Lord Woolf said in his recent lecture in Australia:

“The real test of the [Human Rights Act] arises when individuals or minorities attract the antagonism of the majority of the public, when the tabloids are in full cry. Then the courts must, without regard to their own interests, make the difficult decisions that ensure that those under attack have the benefit of the rule of law. At the heart of the HRA is the need to respect the dignity of every individual by ensuring that he or she is not subject to discrimination.”

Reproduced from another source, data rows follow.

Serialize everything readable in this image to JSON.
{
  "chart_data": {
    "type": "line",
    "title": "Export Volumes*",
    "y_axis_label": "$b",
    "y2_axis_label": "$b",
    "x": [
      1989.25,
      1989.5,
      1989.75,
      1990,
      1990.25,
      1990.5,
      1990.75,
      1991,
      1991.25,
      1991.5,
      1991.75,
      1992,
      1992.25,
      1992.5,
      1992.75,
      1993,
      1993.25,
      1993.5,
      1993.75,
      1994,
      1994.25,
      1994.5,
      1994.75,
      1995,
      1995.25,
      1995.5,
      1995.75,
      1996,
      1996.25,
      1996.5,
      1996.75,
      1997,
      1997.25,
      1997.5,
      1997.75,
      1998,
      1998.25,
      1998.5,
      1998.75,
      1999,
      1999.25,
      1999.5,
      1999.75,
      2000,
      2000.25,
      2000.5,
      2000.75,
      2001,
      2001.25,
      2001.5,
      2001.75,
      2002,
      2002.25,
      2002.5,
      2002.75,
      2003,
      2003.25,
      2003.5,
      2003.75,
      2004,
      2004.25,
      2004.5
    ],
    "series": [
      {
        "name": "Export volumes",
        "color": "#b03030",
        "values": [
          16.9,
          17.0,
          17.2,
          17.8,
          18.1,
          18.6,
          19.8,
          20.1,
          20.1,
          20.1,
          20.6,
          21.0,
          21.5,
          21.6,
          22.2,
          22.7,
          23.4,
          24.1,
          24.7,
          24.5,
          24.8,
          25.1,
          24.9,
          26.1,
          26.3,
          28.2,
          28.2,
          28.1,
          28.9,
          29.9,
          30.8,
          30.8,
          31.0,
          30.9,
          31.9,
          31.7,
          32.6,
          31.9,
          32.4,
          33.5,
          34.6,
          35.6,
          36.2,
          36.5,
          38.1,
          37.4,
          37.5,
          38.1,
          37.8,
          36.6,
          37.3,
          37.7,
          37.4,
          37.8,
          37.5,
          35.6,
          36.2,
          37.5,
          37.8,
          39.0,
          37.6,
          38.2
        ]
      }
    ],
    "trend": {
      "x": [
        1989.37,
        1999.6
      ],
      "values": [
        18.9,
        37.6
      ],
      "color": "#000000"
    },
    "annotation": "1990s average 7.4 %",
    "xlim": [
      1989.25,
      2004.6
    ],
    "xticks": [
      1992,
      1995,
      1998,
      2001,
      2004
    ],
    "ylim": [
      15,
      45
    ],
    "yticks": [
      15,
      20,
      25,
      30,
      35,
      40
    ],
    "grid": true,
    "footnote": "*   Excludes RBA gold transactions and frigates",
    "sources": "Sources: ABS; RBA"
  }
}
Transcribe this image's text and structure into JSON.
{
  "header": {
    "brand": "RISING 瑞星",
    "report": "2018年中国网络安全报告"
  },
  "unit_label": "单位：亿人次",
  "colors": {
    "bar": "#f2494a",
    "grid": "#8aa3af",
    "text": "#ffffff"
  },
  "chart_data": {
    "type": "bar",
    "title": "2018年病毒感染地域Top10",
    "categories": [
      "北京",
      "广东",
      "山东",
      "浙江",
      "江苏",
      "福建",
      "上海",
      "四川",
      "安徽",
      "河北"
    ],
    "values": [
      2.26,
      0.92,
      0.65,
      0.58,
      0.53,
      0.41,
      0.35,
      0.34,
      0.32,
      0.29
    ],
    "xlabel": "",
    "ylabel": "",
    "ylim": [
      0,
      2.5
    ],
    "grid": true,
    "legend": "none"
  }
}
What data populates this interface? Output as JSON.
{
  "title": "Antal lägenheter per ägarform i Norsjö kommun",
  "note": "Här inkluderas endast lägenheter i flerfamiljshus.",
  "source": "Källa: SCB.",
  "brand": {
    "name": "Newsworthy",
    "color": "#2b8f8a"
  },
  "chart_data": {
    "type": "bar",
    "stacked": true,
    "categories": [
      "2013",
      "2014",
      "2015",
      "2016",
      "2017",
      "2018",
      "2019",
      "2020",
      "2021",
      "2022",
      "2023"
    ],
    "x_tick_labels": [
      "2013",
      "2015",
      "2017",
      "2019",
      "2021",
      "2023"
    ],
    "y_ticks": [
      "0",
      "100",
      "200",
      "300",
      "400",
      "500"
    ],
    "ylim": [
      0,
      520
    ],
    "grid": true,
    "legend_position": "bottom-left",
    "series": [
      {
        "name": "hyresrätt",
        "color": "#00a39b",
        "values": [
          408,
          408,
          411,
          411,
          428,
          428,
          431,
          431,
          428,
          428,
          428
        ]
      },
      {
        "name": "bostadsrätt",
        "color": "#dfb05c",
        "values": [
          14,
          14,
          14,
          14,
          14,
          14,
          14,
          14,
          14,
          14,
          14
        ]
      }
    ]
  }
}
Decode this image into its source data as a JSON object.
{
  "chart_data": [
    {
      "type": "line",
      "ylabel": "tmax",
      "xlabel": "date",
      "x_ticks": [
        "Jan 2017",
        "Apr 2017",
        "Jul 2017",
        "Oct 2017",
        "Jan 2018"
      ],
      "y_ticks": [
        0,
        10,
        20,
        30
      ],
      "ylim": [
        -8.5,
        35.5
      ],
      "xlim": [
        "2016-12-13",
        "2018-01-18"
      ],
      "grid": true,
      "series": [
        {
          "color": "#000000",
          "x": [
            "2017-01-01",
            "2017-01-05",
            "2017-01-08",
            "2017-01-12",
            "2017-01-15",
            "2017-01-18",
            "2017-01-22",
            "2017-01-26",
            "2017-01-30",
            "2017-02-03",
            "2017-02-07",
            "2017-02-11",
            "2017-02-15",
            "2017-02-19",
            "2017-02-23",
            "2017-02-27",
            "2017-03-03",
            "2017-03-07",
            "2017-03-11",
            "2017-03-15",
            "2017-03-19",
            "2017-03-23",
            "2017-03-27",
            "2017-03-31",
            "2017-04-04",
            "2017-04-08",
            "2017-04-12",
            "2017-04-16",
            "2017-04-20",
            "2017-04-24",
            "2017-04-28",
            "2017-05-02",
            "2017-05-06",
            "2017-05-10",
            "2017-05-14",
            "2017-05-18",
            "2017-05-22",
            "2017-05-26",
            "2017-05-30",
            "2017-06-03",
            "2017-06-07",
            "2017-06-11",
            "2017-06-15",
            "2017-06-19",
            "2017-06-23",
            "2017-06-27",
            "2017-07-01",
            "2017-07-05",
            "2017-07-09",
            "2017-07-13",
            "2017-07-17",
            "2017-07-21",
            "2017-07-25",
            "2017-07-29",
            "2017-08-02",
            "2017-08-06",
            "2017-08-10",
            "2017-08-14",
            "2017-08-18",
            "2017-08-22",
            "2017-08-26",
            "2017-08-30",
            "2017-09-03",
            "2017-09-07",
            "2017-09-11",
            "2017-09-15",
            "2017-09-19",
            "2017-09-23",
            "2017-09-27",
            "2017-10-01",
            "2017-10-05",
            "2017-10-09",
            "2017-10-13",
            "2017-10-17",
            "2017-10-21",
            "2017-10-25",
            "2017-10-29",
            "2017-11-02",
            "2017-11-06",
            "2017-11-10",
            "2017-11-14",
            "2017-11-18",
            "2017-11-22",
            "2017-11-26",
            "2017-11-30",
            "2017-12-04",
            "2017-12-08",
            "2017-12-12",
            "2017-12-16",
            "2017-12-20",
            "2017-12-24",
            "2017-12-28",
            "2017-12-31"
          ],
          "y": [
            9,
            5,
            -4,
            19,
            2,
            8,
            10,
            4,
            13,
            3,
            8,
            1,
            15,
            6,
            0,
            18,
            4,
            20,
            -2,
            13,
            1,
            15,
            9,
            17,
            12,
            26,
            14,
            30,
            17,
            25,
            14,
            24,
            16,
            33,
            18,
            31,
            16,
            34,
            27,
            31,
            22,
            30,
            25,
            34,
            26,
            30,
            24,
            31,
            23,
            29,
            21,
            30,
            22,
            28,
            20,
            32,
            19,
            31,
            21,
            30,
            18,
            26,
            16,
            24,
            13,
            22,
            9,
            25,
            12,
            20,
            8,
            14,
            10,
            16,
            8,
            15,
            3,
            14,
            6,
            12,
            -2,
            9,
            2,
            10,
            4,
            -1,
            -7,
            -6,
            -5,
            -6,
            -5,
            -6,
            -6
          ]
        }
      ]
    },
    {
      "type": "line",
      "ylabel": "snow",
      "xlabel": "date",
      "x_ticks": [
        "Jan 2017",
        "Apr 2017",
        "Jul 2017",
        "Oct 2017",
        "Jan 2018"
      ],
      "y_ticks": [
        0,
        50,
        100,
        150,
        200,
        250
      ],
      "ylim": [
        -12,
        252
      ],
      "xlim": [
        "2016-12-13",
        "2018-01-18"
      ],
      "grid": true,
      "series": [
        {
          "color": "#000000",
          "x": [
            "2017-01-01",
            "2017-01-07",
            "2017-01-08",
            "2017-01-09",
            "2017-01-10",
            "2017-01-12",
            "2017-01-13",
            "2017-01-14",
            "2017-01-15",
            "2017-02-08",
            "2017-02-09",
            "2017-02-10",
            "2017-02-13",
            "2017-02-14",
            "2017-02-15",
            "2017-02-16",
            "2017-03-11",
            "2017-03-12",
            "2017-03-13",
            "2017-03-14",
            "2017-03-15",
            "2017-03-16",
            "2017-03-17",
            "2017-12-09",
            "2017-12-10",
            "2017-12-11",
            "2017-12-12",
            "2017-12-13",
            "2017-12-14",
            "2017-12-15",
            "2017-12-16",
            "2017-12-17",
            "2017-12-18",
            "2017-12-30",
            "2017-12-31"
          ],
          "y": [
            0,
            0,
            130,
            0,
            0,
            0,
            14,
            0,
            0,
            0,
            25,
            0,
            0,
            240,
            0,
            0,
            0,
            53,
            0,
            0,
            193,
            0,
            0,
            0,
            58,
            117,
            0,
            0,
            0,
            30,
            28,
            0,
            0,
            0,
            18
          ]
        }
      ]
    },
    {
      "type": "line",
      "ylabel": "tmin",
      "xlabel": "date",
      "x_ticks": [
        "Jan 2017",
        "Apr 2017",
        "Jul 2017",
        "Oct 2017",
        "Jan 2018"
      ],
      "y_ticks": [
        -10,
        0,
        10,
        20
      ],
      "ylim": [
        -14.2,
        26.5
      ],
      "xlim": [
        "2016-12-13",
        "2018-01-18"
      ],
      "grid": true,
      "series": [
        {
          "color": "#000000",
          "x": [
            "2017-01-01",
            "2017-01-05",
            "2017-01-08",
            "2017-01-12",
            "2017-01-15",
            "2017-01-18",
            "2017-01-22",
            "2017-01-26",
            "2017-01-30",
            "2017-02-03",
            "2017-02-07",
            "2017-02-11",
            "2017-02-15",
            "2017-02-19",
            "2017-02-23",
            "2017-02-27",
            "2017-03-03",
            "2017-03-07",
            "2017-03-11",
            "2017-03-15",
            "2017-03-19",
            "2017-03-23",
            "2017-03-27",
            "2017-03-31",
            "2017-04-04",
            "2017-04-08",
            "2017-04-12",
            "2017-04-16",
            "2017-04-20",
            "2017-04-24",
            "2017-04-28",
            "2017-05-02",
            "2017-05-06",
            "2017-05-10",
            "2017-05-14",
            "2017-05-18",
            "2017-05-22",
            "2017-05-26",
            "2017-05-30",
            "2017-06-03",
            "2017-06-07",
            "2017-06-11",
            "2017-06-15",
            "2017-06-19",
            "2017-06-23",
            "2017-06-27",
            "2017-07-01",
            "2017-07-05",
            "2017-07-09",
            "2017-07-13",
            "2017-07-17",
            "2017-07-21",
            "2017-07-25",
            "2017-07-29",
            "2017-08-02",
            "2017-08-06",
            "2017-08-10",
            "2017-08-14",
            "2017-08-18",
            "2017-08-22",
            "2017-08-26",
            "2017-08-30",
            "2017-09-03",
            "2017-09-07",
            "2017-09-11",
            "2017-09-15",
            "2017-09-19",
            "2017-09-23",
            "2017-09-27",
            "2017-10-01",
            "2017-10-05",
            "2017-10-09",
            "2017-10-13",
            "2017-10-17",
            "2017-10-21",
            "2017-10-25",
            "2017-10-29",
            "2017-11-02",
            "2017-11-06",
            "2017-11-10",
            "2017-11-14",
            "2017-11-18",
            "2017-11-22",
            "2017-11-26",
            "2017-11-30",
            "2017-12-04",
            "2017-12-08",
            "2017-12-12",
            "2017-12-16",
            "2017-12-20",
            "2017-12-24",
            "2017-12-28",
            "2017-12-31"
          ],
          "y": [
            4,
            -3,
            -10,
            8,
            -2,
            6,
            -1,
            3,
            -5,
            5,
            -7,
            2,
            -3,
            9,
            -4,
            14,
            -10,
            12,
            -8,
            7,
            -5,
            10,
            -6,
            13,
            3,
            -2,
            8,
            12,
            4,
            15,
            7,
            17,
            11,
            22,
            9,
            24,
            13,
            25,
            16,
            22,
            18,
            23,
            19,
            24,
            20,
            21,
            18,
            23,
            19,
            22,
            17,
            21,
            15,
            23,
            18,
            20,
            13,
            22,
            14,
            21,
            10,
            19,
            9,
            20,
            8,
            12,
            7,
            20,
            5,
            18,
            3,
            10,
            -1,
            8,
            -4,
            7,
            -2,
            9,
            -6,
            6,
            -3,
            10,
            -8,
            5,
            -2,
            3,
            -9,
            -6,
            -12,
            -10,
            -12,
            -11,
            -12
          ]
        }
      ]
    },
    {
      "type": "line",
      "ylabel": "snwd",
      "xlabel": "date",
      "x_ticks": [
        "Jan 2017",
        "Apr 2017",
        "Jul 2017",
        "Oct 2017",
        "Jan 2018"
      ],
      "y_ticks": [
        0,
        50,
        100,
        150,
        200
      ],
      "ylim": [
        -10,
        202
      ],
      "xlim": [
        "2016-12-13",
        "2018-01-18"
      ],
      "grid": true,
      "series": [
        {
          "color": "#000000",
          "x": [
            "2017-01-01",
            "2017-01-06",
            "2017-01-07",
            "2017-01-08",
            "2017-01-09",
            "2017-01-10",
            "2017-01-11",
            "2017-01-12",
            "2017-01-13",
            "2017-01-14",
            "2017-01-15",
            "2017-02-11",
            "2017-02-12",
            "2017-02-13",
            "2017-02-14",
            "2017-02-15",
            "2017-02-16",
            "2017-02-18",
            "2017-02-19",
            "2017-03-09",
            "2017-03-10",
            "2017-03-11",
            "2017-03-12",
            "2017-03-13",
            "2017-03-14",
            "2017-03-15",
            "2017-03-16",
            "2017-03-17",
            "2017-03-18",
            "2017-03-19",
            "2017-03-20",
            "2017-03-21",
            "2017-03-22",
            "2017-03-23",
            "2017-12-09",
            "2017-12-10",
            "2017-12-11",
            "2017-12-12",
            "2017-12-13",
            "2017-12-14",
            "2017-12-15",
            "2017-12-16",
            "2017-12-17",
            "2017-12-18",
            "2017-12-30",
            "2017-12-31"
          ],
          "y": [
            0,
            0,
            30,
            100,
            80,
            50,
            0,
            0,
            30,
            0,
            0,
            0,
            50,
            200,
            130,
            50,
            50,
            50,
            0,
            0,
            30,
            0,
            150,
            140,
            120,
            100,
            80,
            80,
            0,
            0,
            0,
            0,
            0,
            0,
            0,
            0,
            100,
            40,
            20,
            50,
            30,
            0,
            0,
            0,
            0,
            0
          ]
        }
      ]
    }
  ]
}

Chassagnou and Others v. France (1999) ECtHR, para 112:

“pluralism, tolerance and broadmindedness are hallmarks of a 'democratic society'.  Although individual interests must on occasion be subordinated to those of a group, democracy does not simply mean that the views of a majority must always prevail: a balance must be achieved which ensures the fair and proper treatment of minorities and avoids any abuse of a dominant position”.

Pretty v UK (2002) ECHR, para 17:

“Strong arguments based on the rule of law could be raised against any claim by the executive to exempt individuals or classes of individuals from the operation of the law”.

R v Horseferry Road Magistrates' Court, ex p Bennett [1994] 1 AC 42 at 62:

“the judiciary accept a responsibility for the maintenance of the rule of law that embraces a willingness to oversee executive action and to refuse to countenance behaviour that threatens either basic human rights or the rule of law”.

AG's Reference No.2/2001 Times Law Report 12th July 2001, Lord Woolf CJ:

“if there has been prejudice caused to a defendant which interferes with his right to a fair trial in a way which cannot otherwise be remedied, then of course a stay is the appropriate remedy. But in the absence of prejudice of that sort, there is normally no justification for granting a stay.”

R. v. Martin (Alan) [1998] 2 W.L.R. 1, at 25, Lord Clyde stated:

“No single formulation [of abuse of process] will readily cover all cases, but there must be something so gravely wrong as to make it unconscionable that a trial should go forward, such as some fundamental disregard for basic human rights or some gross neglect of the elementary principles of fairness.”